It was a full day at the surgery—packed straight from nine to four-thirty with only a brief half-hour break between a case of stomach flu and an awkward safe-sex talk to two girls who laughed at his lame jokes. He barely had the time to save his patient chart before Sarah was dragging him out his office door by his wrist, saying, “Shouldn’t have tried to hide your birthday, John, you’ve forgotten that I have access to all your files,” and when she flung open the breakroom door, someone threw confetti into his face and they all shouted, “Happy birthday John!”
Which is why he’s tired by the time he gets back to 221B at quarter to six, juggling a bag of groceries and his briefcase as the door swings open and it smells like someone’s baking cake. Mrs. Hudson? He shuts the door and climbs the stairs only to find the aroma growing stronger.
"Sherlock?" he calls as he enters their flat.

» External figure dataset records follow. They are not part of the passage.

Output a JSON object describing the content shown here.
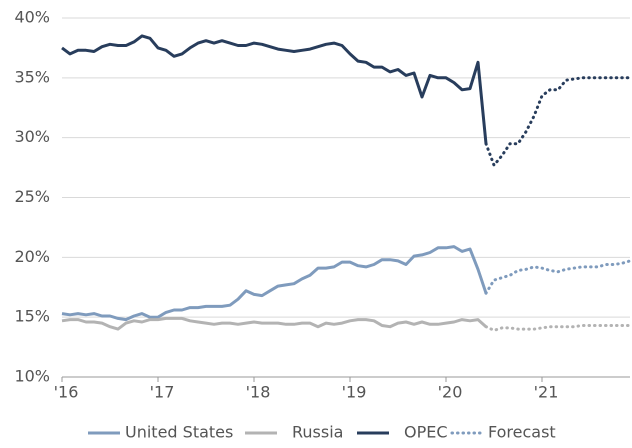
{
  "chart_data": {
    "type": "line",
    "categories": [
      "'16",
      null,
      null,
      null,
      null,
      null,
      null,
      null,
      null,
      null,
      null,
      null,
      "'17",
      null,
      null,
      null,
      null,
      null,
      null,
      null,
      null,
      null,
      null,
      null,
      "'18",
      null,
      null,
      null,
      null,
      null,
      null,
      null,
      null,
      null,
      null,
      null,
      "'19",
      null,
      null,
      null,
      null,
      null,
      null,
      null,
      null,
      null,
      null,
      null,
      "'20",
      null,
      null,
      null,
      null,
      null,
      null,
      null,
      null,
      null,
      null,
      null,
      "'21",
      null,
      null,
      null,
      null,
      null,
      null,
      null,
      null,
      null,
      null,
      null
    ],
    "ylim": [
      10,
      40
    ],
    "yticks": [
      {
        "value": 10,
        "label": "10%"
      },
      {
        "value": 15,
        "label": "15%"
      },
      {
        "value": 20,
        "label": "20%"
      },
      {
        "value": 25,
        "label": "25%"
      },
      {
        "value": 30,
        "label": "30%"
      },
      {
        "value": 35,
        "label": "35%"
      },
      {
        "value": 40,
        "label": "40%"
      }
    ],
    "grid": true,
    "legend": "bottom",
    "forecast_label": "Forecast",
    "forecast_color": "#7f9bbd",
    "series": [
      {
        "name": "United States",
        "color": "#7f9bbd",
        "values": [
          15.3,
          15.2,
          15.3,
          15.2,
          15.3,
          15.1,
          15.1,
          14.9,
          14.8,
          15.1,
          15.3,
          15.0,
          15.0,
          15.4,
          15.6,
          15.6,
          15.8,
          15.8,
          15.9,
          15.9,
          15.9,
          16.0,
          16.5,
          17.2,
          16.9,
          16.8,
          17.2,
          17.6,
          17.7,
          17.8,
          18.2,
          18.5,
          19.1,
          19.1,
          19.2,
          19.6,
          19.6,
          19.3,
          19.2,
          19.4,
          19.8,
          19.8,
          19.7,
          19.4,
          20.1,
          20.2,
          20.4,
          20.8,
          20.8,
          20.9,
          20.5,
          20.7,
          19.0,
          17.0,
          null,
          null,
          null,
          null,
          null,
          null,
          null,
          null,
          null,
          null,
          null,
          null,
          null,
          null,
          null,
          null,
          null,
          null
        ],
        "forecast": [
          null,
          null,
          null,
          null,
          null,
          null,
          null,
          null,
          null,
          null,
          null,
          null,
          null,
          null,
          null,
          null,
          null,
          null,
          null,
          null,
          null,
          null,
          null,
          null,
          null,
          null,
          null,
          null,
          null,
          null,
          null,
          null,
          null,
          null,
          null,
          null,
          null,
          null,
          null,
          null,
          null,
          null,
          null,
          null,
          null,
          null,
          null,
          null,
          null,
          null,
          null,
          null,
          null,
          17.0,
          18.1,
          18.3,
          18.5,
          18.9,
          19.0,
          19.2,
          19.1,
          18.9,
          18.8,
          19.0,
          19.1,
          19.2,
          19.2,
          19.2,
          19.4,
          19.4,
          19.5,
          19.7
        ]
      },
      {
        "name": "Russia",
        "color": "#b3b3b3",
        "values": [
          14.7,
          14.8,
          14.8,
          14.6,
          14.6,
          14.5,
          14.2,
          14.0,
          14.5,
          14.7,
          14.6,
          14.8,
          14.8,
          14.9,
          14.9,
          14.9,
          14.7,
          14.6,
          14.5,
          14.4,
          14.5,
          14.5,
          14.4,
          14.5,
          14.6,
          14.5,
          14.5,
          14.5,
          14.4,
          14.4,
          14.5,
          14.5,
          14.2,
          14.5,
          14.4,
          14.5,
          14.7,
          14.8,
          14.8,
          14.7,
          14.3,
          14.2,
          14.5,
          14.6,
          14.4,
          14.6,
          14.4,
          14.4,
          14.5,
          14.6,
          14.8,
          14.7,
          14.8,
          14.2,
          null,
          null,
          null,
          null,
          null,
          null,
          null,
          null,
          null,
          null,
          null,
          null,
          null,
          null,
          null,
          null,
          null,
          null
        ],
        "forecast": [
          null,
          null,
          null,
          null,
          null,
          null,
          null,
          null,
          null,
          null,
          null,
          null,
          null,
          null,
          null,
          null,
          null,
          null,
          null,
          null,
          null,
          null,
          null,
          null,
          null,
          null,
          null,
          null,
          null,
          null,
          null,
          null,
          null,
          null,
          null,
          null,
          null,
          null,
          null,
          null,
          null,
          null,
          null,
          null,
          null,
          null,
          null,
          null,
          null,
          null,
          null,
          null,
          null,
          14.2,
          13.9,
          14.1,
          14.1,
          14.0,
          14.0,
          14.0,
          14.1,
          14.2,
          14.2,
          14.2,
          14.2,
          14.3,
          14.3,
          14.3,
          14.3,
          14.3,
          14.3,
          14.3
        ]
      },
      {
        "name": "OPEC",
        "color": "#283d5c",
        "values": [
          37.5,
          37.0,
          37.3,
          37.3,
          37.2,
          37.6,
          37.8,
          37.7,
          37.7,
          38.0,
          38.5,
          38.3,
          37.5,
          37.3,
          36.8,
          37.0,
          37.5,
          37.9,
          38.1,
          37.9,
          38.1,
          37.9,
          37.7,
          37.7,
          37.9,
          37.8,
          37.6,
          37.4,
          37.3,
          37.2,
          37.3,
          37.4,
          37.6,
          37.8,
          37.9,
          37.7,
          37.0,
          36.4,
          36.3,
          35.9,
          35.9,
          35.5,
          35.7,
          35.2,
          35.4,
          33.4,
          35.2,
          35.0,
          35.0,
          34.6,
          34.0,
          34.1,
          36.3,
          29.5,
          null,
          null,
          null,
          null,
          null,
          null,
          null,
          null,
          null,
          null,
          null,
          null,
          null,
          null,
          null,
          null,
          null,
          null
        ],
        "forecast": [
          null,
          null,
          null,
          null,
          null,
          null,
          null,
          null,
          null,
          null,
          null,
          null,
          null,
          null,
          null,
          null,
          null,
          null,
          null,
          null,
          null,
          null,
          null,
          null,
          null,
          null,
          null,
          null,
          null,
          null,
          null,
          null,
          null,
          null,
          null,
          null,
          null,
          null,
          null,
          null,
          null,
          null,
          null,
          null,
          null,
          null,
          null,
          null,
          null,
          null,
          null,
          null,
          null,
          29.5,
          27.7,
          28.5,
          29.5,
          29.5,
          30.5,
          31.8,
          33.5,
          34.0,
          34.0,
          34.8,
          34.9,
          35.0,
          35.0,
          35.0,
          35.0,
          35.0,
          35.0,
          35.0
        ]
      }
    ]
  }
}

"You’re late," Sherlock says as he wipes his hands, "I expected you back half an hour ago. I suppose it doesn’t matter since I haven’t thrown the steaks on yet. Your cake might be a bit cold by the time we get to it."
"I—" John says, "—went to get eggs and bread." He takes a few steps forward, dumps his briefcase next to his chair, all the while staring at Sherlock, "Are you cooking?"
"Just because I’ve never had the proper motivation, doesn’t mean I’m incapable, John," Sherlock says, opening the oven and pulling out a pan of potatoes.
"Ah," John says, and opens the fridge to put the eggs in. He stares a moment then closes it, "You bought Guinness."
"Couldn’t find a chocolate stout for the occasion. I hope you find the substitute acceptable."
"Steak and beer."
"Speaking of which, how rare would you like your steak?"
Sherlock turns and John pins him against the stove, leaning up for a kiss. Sherlock smiles against his lips and John really tugs him down, hand in his hair, tongue pressed against teeth.
"This is fantastic," John says when he pulls away and Sherlock grins at him.
"Happy birthday," Sherlock says and John presses another kiss to the corner of his mouth before going to open the beers.
(Sherlock eats his steak almost raw and John is both disgusted and fascinated. They never get around to eating the cake because they are too busy taking each others’ clothes off.)